The European Union has insisted it will not remove Colombia's Farc rebels from its "terror list", despite recent calls by Venezuelan President Hugo Chavez.
Mr Uribe praised "Europe's resolve" during his visit to Brussels
"The answer is no. There is no reason to change our position," said EU foreign policy chief Javier Solana after talks with Colombia's president.
Alvaro Uribe is on a European tour to discuss ways to liberate dozens of hostages held by the guerrilla group.
Colombia accuses the Farc of holding more than 700 captives.
Earlier this month, the Venezuelan president urged the US and European governments to stop treating Colombian left-wing rebel groups as terrorists.
After helping to broker the release of two high-profile hostages, Mr Chavez said the Farc and the National Liberation Army (ELN) were armies with a political project and should be recognised as such if peace talks were to progress.
The Colombian president immediately rejected his call and the EU has supported his stance.
"Uribe has our full support in the battle he is waging against terrorism.

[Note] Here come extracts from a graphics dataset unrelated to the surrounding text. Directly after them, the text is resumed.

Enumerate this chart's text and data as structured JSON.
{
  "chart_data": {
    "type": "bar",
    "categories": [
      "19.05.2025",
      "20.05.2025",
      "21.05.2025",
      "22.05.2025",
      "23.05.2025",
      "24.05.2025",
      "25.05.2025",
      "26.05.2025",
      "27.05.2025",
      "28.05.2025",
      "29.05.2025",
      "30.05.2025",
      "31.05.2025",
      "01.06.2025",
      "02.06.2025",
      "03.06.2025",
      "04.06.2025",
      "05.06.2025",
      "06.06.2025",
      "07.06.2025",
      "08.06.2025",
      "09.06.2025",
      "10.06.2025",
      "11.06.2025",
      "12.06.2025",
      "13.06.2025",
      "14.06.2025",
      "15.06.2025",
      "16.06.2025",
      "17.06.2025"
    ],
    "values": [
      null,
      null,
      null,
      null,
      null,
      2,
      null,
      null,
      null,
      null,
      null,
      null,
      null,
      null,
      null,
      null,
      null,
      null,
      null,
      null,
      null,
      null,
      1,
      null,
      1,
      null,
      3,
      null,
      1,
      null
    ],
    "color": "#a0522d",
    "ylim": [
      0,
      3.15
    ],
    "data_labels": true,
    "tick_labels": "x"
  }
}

The terrorists must free the hostages with no conditions," said Javier Solana following the talks in Brussels.
European Commission President Jose Manuel Barroso also praised Colombia's efforts to secure the release of the remaining hostages.
He welcomed the release of the two female hostages, which he said afforded "new hope".
But he said: "We cannot forget the other 700, including Ingrid Betancourt, who are being held in inhuman conditions, many of them for several years."
The EU added the Farc to its list of terrorist organisations in June 2002, shortly after Ms Betancourt - a former Colombian presidential candidate - was seized.
The Colombian president said his government was seeking peace but taking the Farc off the list would not be a useful step.
He praised "Europe's resolve" in the matter and called for the reactivation of the mediation role of France, Spain and Switzerland in negotiations.
Mr Uribe describes Farc members as terrorists who fund their operations with cocaine smuggling, recruit children and plant land mines in their effort to topple a democratically elected government.
The Farc and the ELN say they are fighting for a fairer distribution of wealth.
Mr Uribe is now expected to travel to Spain, where he will hold talks with King Juan Carlos and Prime Minister Jose Luis Rodriguez Zapatero.